O mercado de transferências de verão costuma ser pródigo em novelas de nervos, mas poucas há tão tensas e desgastantes quanto a que opõe o Sporting ao Watford pelo passe de Nestory Irankunda. O jovem extremo australiano de 20 anos transformou-se no grande alvo prioritário dos leões para o corredor esquerdo do ataque, colmatando também a iminente saída de Pedro Gonçalves.
No entanto, o negócio atingiu um ponto crítico de bloqueio financeiro. Com a exigência irredutível dos ingleses e o esgotar do tempo útil para planear o plantel, a SAD leonina decidiu que não vai ficar refém de um único processo e já ativou de forma oficial um plano de contingência no mercado.
O Impasse Financeiro: A Muralha de 20 Milhões do Watford
O principal entrave que tem impedido fumo branco em Alvalade continua a ser estritamente financeiro. Os responsáveis do Watford mantêm-se absolutamente intransigentes na mesa de negociações, recusando baixar a fasquia e exigindo receber estritamente 20 milhões de euros fixos pela transferência do internacional australiano.
Do lado do Sporting, a fasquia máxima estipulada para a operação ronda os 15 milhões de euros, criando um fosso de cinco milhões que, nesta fase, permanece intransponível e sem sinais de aproximação mútua. Na época transata, lembre-se, Irankunda foi peça regular no conjunto inglês, somando 42 presenças oficiais, quatro golos e quatro assistências.
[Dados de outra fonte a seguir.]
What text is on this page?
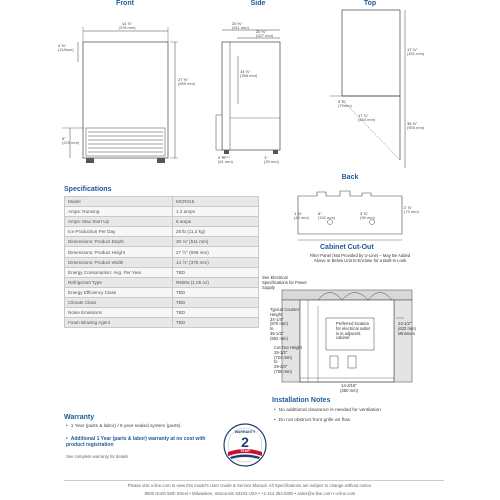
Front
14 ⅞"
(378 mm)
4 ⅝"
(118mm)
27 ½"
(699 mm)
9"
(229 mm)
Side
20 ⅛"
(511 mm)
20 ¾"
(527 mm)
14 ⅛"
(358 mm)
2 ⅜"
(61 mm)
1"
(25 mm)
Top
17 ¾"
(451 mm)
3 ⅛"
(79mm)
17 ⅞"
(454 mm)
35 ⅝"
(905 mm)
Specifications
Model	MCR015
Amps: Running	1.2 amps
Amps: Max Start Up	6 amps
Ice Production Per Day	25 lb (11,3 kg)
Dimensions: Product Depth	20 ⅛" (511 mm)
Dimensions: Product Height	27 ½" (699 mm)
Dimensions: Product Width	14 ⅞" (378 mm)
Energy Consumption: Avg. Per Year	TBD
Refrigerant Type	R600a (1.05 oz)
Energy Efficiency Class	TBD
Climate Class	TBD
Noise Emissions	TBD
Foam Blowing Agent	TBD
Back
1 ¾"
(44 mm)
6"
(152 mm)
3 ⅞"
(98 mm)
2 ⅞"
(73 mm)
Cabinet Cut-Out
Filter Panel (Not Provided by U-Line) – May Be Added Above or Below Unit to Enclose for a Built-in Look
See Electrical Specifications for Power Supply
Typical Counter Height
34-1/4"
(870 mm)
to
35-1/2"
(902 mm)
Cut-Out Height
28-1/2"
(724 mm)
to
29-3/4"
(756 mm)
Preferred location for electrical outlet is in adjacent cabinet
24-1/2"
(622 mm)
Minimum
14-3/16"
(360 mm)
Installation Notes
• No additional clearance is needed for ventilation
• Do not obstruct front grille air flow
Warranty
• 1 Year (parts & labor) / 5 year sealed system (parts)
• Additional 1 Year (parts & labor) warranty at no cost with product registration
See complete warranty for details
WARRANTY
2
YEAR
Please visit u-line.com to view this model's User Guide & Service Manual. All Specifications are subject to change without notice.
8900 North 55th Street • Milwaukee, Wisconsin 53223 USA • +1.414.354.0300 • sales@u-line.com • u-line.com
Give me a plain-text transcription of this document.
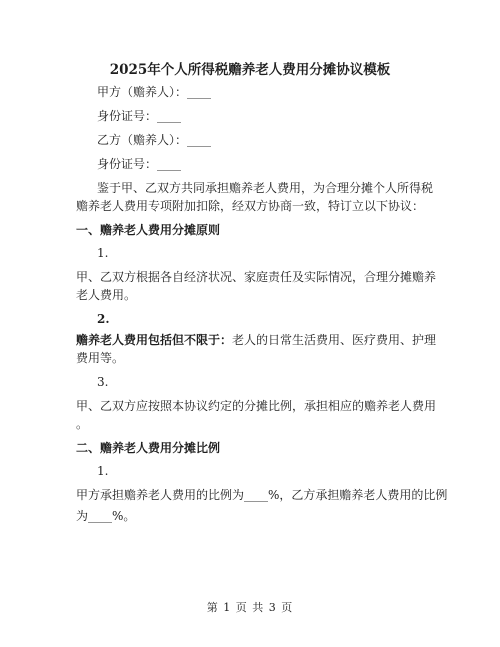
2025年个人所得税赡养老人费用分摊协议模板
甲方（赡养人）：____
身份证号：____
乙方（赡养人）：____
身份证号：____
鉴于甲、乙双方共同承担赡养老人费用，为合理分摊个人所得税
赡养老人费用专项附加扣除，经双方协商一致，特订立以下协议：
一、赡养老人费用分摊原则
1.
甲、乙双方根据各自经济状况、家庭责任及实际情况，合理分摊赡养
老人费用。
2.
赡养老人费用包括但不限于：老人的日常生活费用、医疗费用、护理
费用等。
3.
甲、乙双方应按照本协议约定的分摊比例，承担相应的赡养老人费用
。
二、赡养老人费用分摊比例
1.
甲方承担赡养老人费用的比例为____%，乙方承担赡养老人费用的比例
为____%。
第 1 页 共 3 页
A Vontade do Jogador e a Realidade de Campo
Se por parte do clube britânico os sinais são de reticência, a vontade do atleta contrasta abertamente com o clima de braço de ferro:
Luz verde do extremo: Nestory Irankunda já manifestou de forma clara aos responsáveis do Watford o seu enorme desejo de vestir de verde e branco, abraçando o projeto leonino e querendo disputar a I Liga.
Utilização recente: Contudo, a prova de que o acordo continua distante viu-se no passado fim de semana, quando o extremo foi utilizado pelo Watford num encontro particular frente ao Brentford, provando que os ingleses continuam a contar desportivamente com ele enquanto não houver fuminho branco.
O Relógio de Alvalade e a Solução Interna
Em Alvalade, a mensagem transmitida pela estrutura liderada pela SAD é cristalina: o tempo começa a escassear e não existe qualquer intenção de prolongar indefinidamente um processo que se arrasta há semanas. Os leões já deixaram claro que não vão ceder a pressões externas nem esticar a corda financeira além dos limites prudentes estabelecidos pelo clube.
Apesar de o negócio ainda não estar totalmente morto, o cenário de virar a página ganha força a cada dia que passa. Para acautelar a vaga e assegurar alternativas credíveis, a equipa técnica liderada por Rui Borges olha com enorme confiança para as soluções já existentes dentro de portas:
Flanco escaldante: As indicações deixadas durante a pré-temporada por Flávio Gonçalves convenceram plenamente a estrutura técnica.
O impacto de Jesse Derry: O jovem reforço recém-chegado do Chelsea tem estado em plano de destaque nos trabalhos de preparação e aclimatação.
Tanto Flávio Gonçalves como Jesse Derry estão na linha da frente e perfeitamente posicionados para integrar as opções iniciais no arranque oficial da I Liga, nomeadamente para o embate da primeira jornada diante do Estrela da Amadora, agendado para o próximo sábado na Reboleira.
Opinião do Editor
A gestão que o Sporting está a fazer em torno do processo de Nestory Irankunda é exemplar daquilo que deve ser a soberania de um clube de topo no mercado de transferências. É perfeitamente legítimo que o Watford avalie o seu ativo nos valores que entende, mas é igualmente imperativo que a SAD leonina coloque travões a exigências inflacionadas que colocam em risco o equilíbrio financeiro. Ao ativar o plano B e ao demonstrar confiança em talentos da casa como Flávio Gonçalves e o recém-chegado Jesse Derry, o Sporting envia uma mensagem poderosa: o clube está acima de qualquer indivíduo ou novela de verão. Se Irankunda quiser mesmo rumar a Alvalade, terá de ser o mercado a ajustar-se à realidade e não os leões a ceder ao desespero.